Problemas otoneurológicos são os principais motivos que levam o idoso a uma consulta otorrinolaringológica. O número de quedas entre idosos cresce geometricamente com a idade e é uma importante causa de morbidade, assim como o zumbido (4,5). Dados da literatura afirmam que 20% da população acima de 50 anos apresenta zumbido. O estudo realizado revelou que, do total de pacientes estudados, 6% apresentava como principal queixa vertigem e 14%, zumbido. No entanto, se investigada melhor a queixa de disacusia, seria esperado encontrar um aumento do total de queixas otoneurológicas quando somados ao grupo de pacientes com vertigem e zumbido.
A disfagia também é outro problema comum dos idosos (6). Há inúmeras causas possíveis, porém não se pode descartar a hipótese de neoplasia. 5% dos idosos atendidos no estudo queixavam-se de disfagia.

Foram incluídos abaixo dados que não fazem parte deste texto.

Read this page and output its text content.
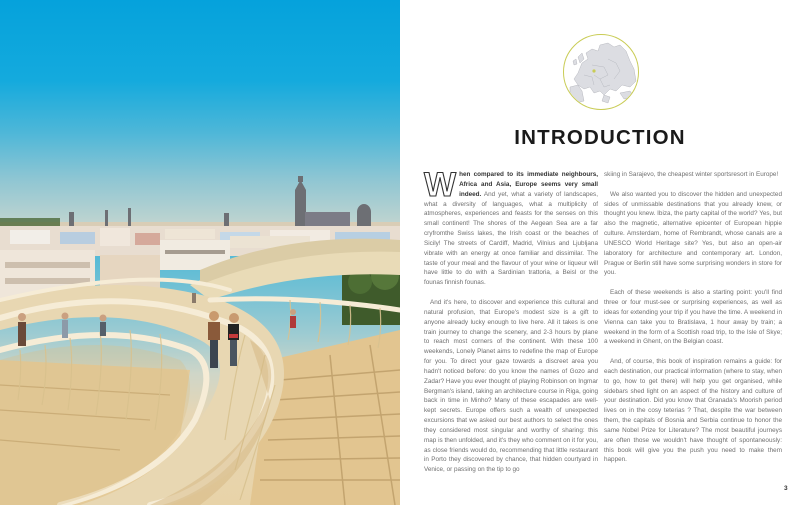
INTRODUCTION

When compared to its immediate neighbours, Africa and Asia, Europe seems very small indeed. And yet, what a variety of landscapes, what a diversity of languages, what a multiplicity of atmospheres, experiences and feasts for the senses on this small continent! The shores of the Aegean Sea are a far cryfromthe Swiss lakes, the Irish coast or the beaches of Sicily! The streets of Cardiff, Madrid, Vilnius and Ljubljana vibrate with an energy at once familiar and dissimilar. The taste of your meal and the flavour of your wine or liqueur will have little to do with a Sardinian trattoria, a Beisl or the founas finnish founas.

And it's here, to discover and experience this cultural and natural profusion, that Europe's modest size is a gift to anyone already lucky enough to live here. All it takes is one train journey to change the scenery, and 2-3 hours by plane to reach most corners of the continent. With these 100 weekends, Lonely Planet aims to redefine the map of Europe for you. To direct your gaze towards a discreet area you hadn't noticed before: do you know the names of Gozo and Zadar? Have you ever thought of playing Robinson on Ingmar Bergman's island, taking an architecture course in Riga, going back in time in Minho? Many of these escapades are well-kept secrets. Europe offers such a wealth of unexpected excursions that we asked our best authors to select the ones they considered most singular and worthy of sharing: this map is then unfolded, and it's they who comment on it for you, as close friends would do, recommending that little restaurant in Porto they discovered by chance, that hidden courtyard in Venice, or passing on the tip to go

skiing in Sarajevo, the cheapest winter sportsresort in Europe!

We also wanted you to discover the hidden and unexpected sides of unmissable destinations that you already knew, or thought you knew. Ibiza, the party capital of the world? Yes, but also the magnetic, alternative epicenter of European hippie culture. Amsterdam, home of Rembrandt, whose canals are a UNESCO World Heritage site? Yes, but also an open-air laboratory for architecture and contemporary art. London, Prague or Berlin still have some surprising wonders in store for you.

Each of these weekends is also a starting point: you'll find three or four must-see or surprising experiences, as well as ideas for extending your trip if you have the time. A weekend in Vienna can take you to Bratislava, 1 hour away by train; a weekend in the form of a Scottish road trip, to the Isle of Skye; a weekend in Ghent, on the Belgian coast.

And, of course, this book of inspiration remains a guide: for each destination, our practical information (where to stay, when to go, how to get there) will help you get organised, while sidebars shed light on an aspect of the history and culture of your destination. Did you know that Granada's Moorish period lives on in the cosy teterias ? That, despite the war between them, the capitals of Bosnia and Serbia continue to honor the same Nobel Prize for Literature? The most beautiful journeys are often those we wouldn't have thought of spontaneously: this book will give you the push you need to make them happen.

3
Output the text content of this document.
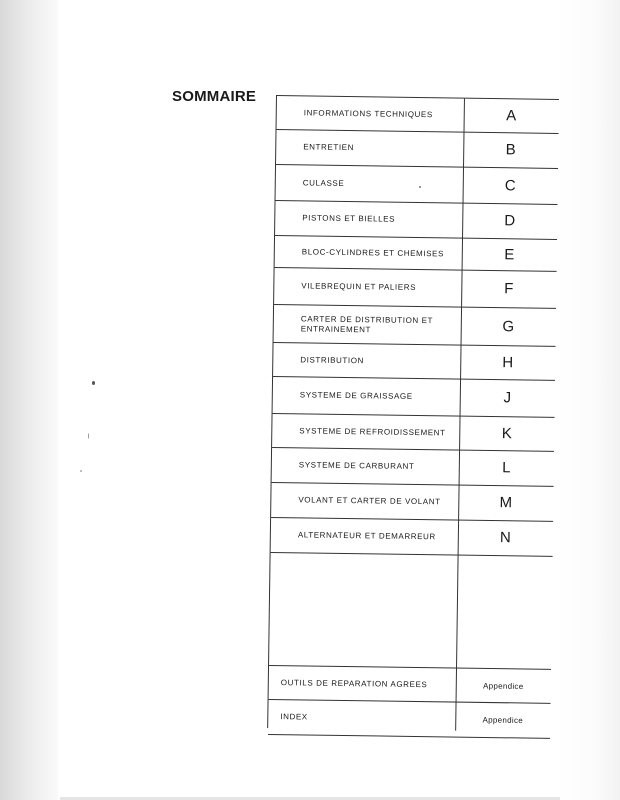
SOMMAIRE
INFORMATIONS TECHNIQUES	A
ENTRETIEN	B
CULASSE	C
PISTONS ET BIELLES	D
BLOC-CYLINDRES ET CHEMISES	E
VILEBREQUIN ET PALIERS	F
CARTER DE DISTRIBUTION ET ENTRAINEMENT	G
DISTRIBUTION	H
SYSTEME DE GRAISSAGE	J
SYSTEME DE REFROIDISSEMENT	K
SYSTEME DE CARBURANT	L
VOLANT ET CARTER DE VOLANT	M
ALTERNATEUR ET DEMARREUR	N
OUTILS DE REPARATION AGREES	Appendice
INDEX	Appendice
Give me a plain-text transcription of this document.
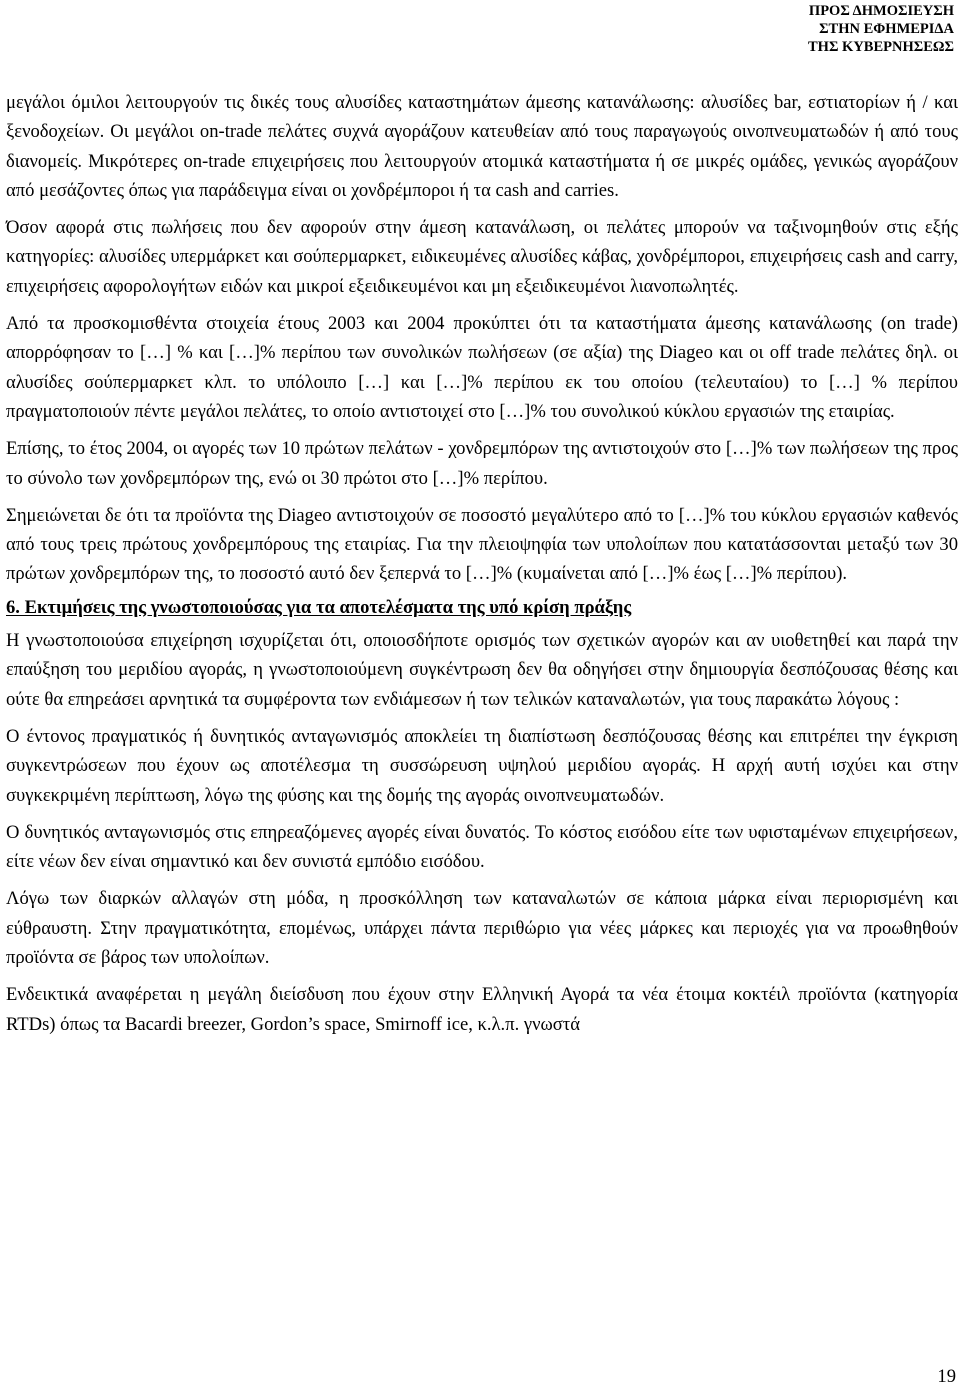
ΠΡΟΣ ΔΗΜΟΣΙΕΥΣΗ
ΣΤΗΝ ΕΦΗΜΕΡΙΔΑ
ΤΗΣ ΚΥΒΕΡΝΗΣΕΩΣ

μεγάλοι όμιλοι λειτουργούν τις δικές τους αλυσίδες καταστημάτων άμεσης κατανάλωσης: αλυσίδες bar, εστιατορίων ή / και ξενοδοχείων. Οι μεγάλοι on-trade πελάτες συχνά αγοράζουν κατευθείαν από τους παραγωγούς οινοπνευματωδών ή από τους διανομείς. Μικρότερες on-trade επιχειρήσεις που λειτουργούν ατομικά καταστήματα ή σε μικρές ομάδες, γενικώς αγοράζουν από μεσάζοντες όπως για παράδειγμα είναι οι χονδρέμποροι ή τα cash and carries.

Όσον αφορά στις πωλήσεις που δεν αφορούν στην άμεση κατανάλωση, οι πελάτες μπορούν να ταξινομηθούν στις εξής κατηγορίες: αλυσίδες υπερμάρκετ και σούπερμαρκετ, ειδικευμένες αλυσίδες κάβας, χονδρέμποροι, επιχειρήσεις cash and carry, επιχειρήσεις αφορολογήτων ειδών και μικροί εξειδικευμένοι και μη εξειδικευμένοι λιανοπωλητές.

Από τα προσκομισθέντα στοιχεία έτους 2003 και 2004 προκύπτει ότι τα καταστήματα άμεσης κατανάλωσης (on trade) απορρόφησαν το […] % και […]% περίπου των συνολικών πωλήσεων (σε αξία) της Diageo και οι off trade πελάτες δηλ. οι αλυσίδες σούπερμαρκετ κλπ. το υπόλοιπο […] και […]% περίπου εκ του οποίου (τελευταίου) το […] % περίπου πραγματοποιούν πέντε μεγάλοι πελάτες, το οποίο αντιστοιχεί στο […]% του συνολικού κύκλου εργασιών της εταιρίας.

Επίσης, το έτος 2004, οι αγορές των 10 πρώτων πελάτων - χονδρεμπόρων της αντιστοιχούν στο […]% των πωλήσεων της προς το σύνολο των χονδρεμπόρων της, ενώ οι 30 πρώτοι στο […]% περίπου.

Σημειώνεται δε ότι τα προϊόντα της Diageo αντιστοιχούν σε ποσοστό μεγαλύτερο από το […]% του κύκλου εργασιών καθενός από τους τρεις πρώτους χονδρεμπόρους της εταιρίας. Για την πλειοψηφία των υπολοίπων που κατατάσσονται μεταξύ των 30 πρώτων χονδρεμπόρων της, το ποσοστό αυτό δεν ξεπερνά το […]% (κυμαίνεται από […]% έως […]% περίπου).

6. Εκτιμήσεις της γνωστοποιούσας για τα αποτελέσματα της υπό κρίση πράξης

Η γνωστοποιούσα επιχείρηση ισχυρίζεται ότι, οποιοσδήποτε ορισμός των σχετικών αγορών και αν υιοθετηθεί και παρά την επαύξηση του μεριδίου αγοράς, η γνωστοποιούμενη συγκέντρωση δεν θα οδηγήσει στην δημιουργία δεσπόζουσας θέσης και ούτε θα επηρεάσει αρνητικά τα συμφέροντα των ενδιάμεσων ή των τελικών καταναλωτών, για τους παρακάτω λόγους :

Ο έντονος πραγματικός ή δυνητικός ανταγωνισμός αποκλείει τη διαπίστωση δεσπόζουσας θέσης και επιτρέπει την έγκριση συγκεντρώσεων που έχουν ως αποτέλεσμα τη συσσώρευση υψηλού μεριδίου αγοράς. Η αρχή αυτή ισχύει και στην συγκεκριμένη περίπτωση, λόγω της φύσης και της δομής της αγοράς οινοπνευματωδών.

Ο δυνητικός ανταγωνισμός στις επηρεαζόμενες αγορές είναι δυνατός. Το κόστος εισόδου είτε των υφισταμένων επιχειρήσεων, είτε νέων δεν είναι σημαντικό και δεν συνιστά εμπόδιο εισόδου.

Λόγω των διαρκών αλλαγών στη μόδα, η προσκόλληση των καταναλωτών σε κάποια μάρκα είναι περιορισμένη και εύθραυστη. Στην πραγματικότητα, επομένως, υπάρχει πάντα περιθώριο για νέες μάρκες και περιοχές για να προωθηθούν προϊόντα σε βάρος των υπολοίπων.

Ενδεικτικά αναφέρεται η μεγάλη διείσδυση που έχουν στην Ελληνική Αγορά τα νέα έτοιμα κοκτέιλ προϊόντα (κατηγορία RTDs) όπως τα Bacardi breezer, Gordon’s space, Smirnoff ice, κ.λ.π. γνωστά

19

Obstrução nasal, rinorréia, epistaxe e distúrbios da olfação são queixas freqüentes, correspondendo a 10% das queixas. Distúrbios da fisiologia nasal podem levar a estas queixas, bem como presença de neoplasias ou uso de medicamentos, muito comum neste grupo de pacientes (6).
Distúrbios da voz são observados em 12% dos idosos, segundo dados da literatura e em 7% dos dados deste estudo. Há inúmeras transformações relacionadas ao envelhecimento que ocorrem nas cordas vocais e que podem ser responsáveis pelos sintomas do paciente, além de distúrbios neurológicos que podem causar alterações da função vocal (2).
Câncer de cabeça e pescoço é encontrado com freqüência na população idosa e deve ser excluído em cada paciente com uma das queixas citadas acima.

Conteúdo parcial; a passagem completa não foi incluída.